Of the 49 delisted firms, 28 were involved in a merger or amalgamation, 20 requested to delist and one failed to pay its listing fee. PwC expects the same number of delistings in 2015.

The number of initial public offerings in the junior mining space fell to two, down from 24 in the earlier year. Graduations to the TSX slipped to six, compared to seven.
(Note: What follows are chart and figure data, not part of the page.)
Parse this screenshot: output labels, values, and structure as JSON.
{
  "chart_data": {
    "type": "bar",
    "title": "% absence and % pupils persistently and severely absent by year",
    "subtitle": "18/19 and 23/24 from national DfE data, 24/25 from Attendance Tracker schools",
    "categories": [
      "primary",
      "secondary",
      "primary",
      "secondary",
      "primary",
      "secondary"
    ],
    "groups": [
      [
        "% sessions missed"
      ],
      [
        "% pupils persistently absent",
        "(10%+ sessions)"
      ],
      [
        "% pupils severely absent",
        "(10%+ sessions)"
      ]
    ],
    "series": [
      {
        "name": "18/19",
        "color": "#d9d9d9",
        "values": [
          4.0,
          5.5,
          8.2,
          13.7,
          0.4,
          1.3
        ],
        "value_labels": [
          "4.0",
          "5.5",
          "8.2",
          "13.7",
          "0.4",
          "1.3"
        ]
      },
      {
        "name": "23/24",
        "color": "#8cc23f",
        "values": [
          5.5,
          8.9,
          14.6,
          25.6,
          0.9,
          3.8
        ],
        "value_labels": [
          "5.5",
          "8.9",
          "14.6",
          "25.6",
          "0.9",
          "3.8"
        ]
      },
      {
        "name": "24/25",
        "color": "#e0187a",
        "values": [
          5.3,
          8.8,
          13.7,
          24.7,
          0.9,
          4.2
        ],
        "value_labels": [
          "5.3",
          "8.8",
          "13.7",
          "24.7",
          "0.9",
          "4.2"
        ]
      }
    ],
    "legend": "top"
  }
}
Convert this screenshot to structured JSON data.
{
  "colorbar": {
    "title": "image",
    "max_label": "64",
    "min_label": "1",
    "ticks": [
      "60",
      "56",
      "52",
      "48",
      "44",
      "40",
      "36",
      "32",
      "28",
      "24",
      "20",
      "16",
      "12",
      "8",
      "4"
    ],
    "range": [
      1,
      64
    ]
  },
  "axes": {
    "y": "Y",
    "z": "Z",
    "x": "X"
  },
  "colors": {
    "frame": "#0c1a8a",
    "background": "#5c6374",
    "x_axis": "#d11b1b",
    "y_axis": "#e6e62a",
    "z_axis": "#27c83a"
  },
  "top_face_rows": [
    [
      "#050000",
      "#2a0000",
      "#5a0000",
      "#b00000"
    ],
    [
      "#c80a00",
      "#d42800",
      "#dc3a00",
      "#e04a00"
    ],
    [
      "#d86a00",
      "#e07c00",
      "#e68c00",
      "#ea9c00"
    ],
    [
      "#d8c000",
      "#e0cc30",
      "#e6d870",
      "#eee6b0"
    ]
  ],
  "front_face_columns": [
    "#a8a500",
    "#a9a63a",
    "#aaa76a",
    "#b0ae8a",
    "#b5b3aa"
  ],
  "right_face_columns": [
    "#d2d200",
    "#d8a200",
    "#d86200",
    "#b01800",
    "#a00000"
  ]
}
In 2012, 27 miners upgraded to the TSX.

Top five

The top-five firms by market cap for the year ended June 30, 2014, were Lumina Copper, which First Quantum Minerals (TSX: FM; US-OTC: FQVLF) acquired in August, Fission Uranium (TSX: FCU; US-OTC: FCUUF), Bear Creek Mining (TSXV: BCM; US-OTC: BCEKF), Gold Reserve (TSX: GRZ; US-OTC: GDRZF) and Reservoir Minerals (TSXV: RMC; US-OTC: RVRLF).

Since 2009, the top five have accounted for 23% of the market capitalization of the top-100 mining firms. This year, they made up 21%, up 3% from last year.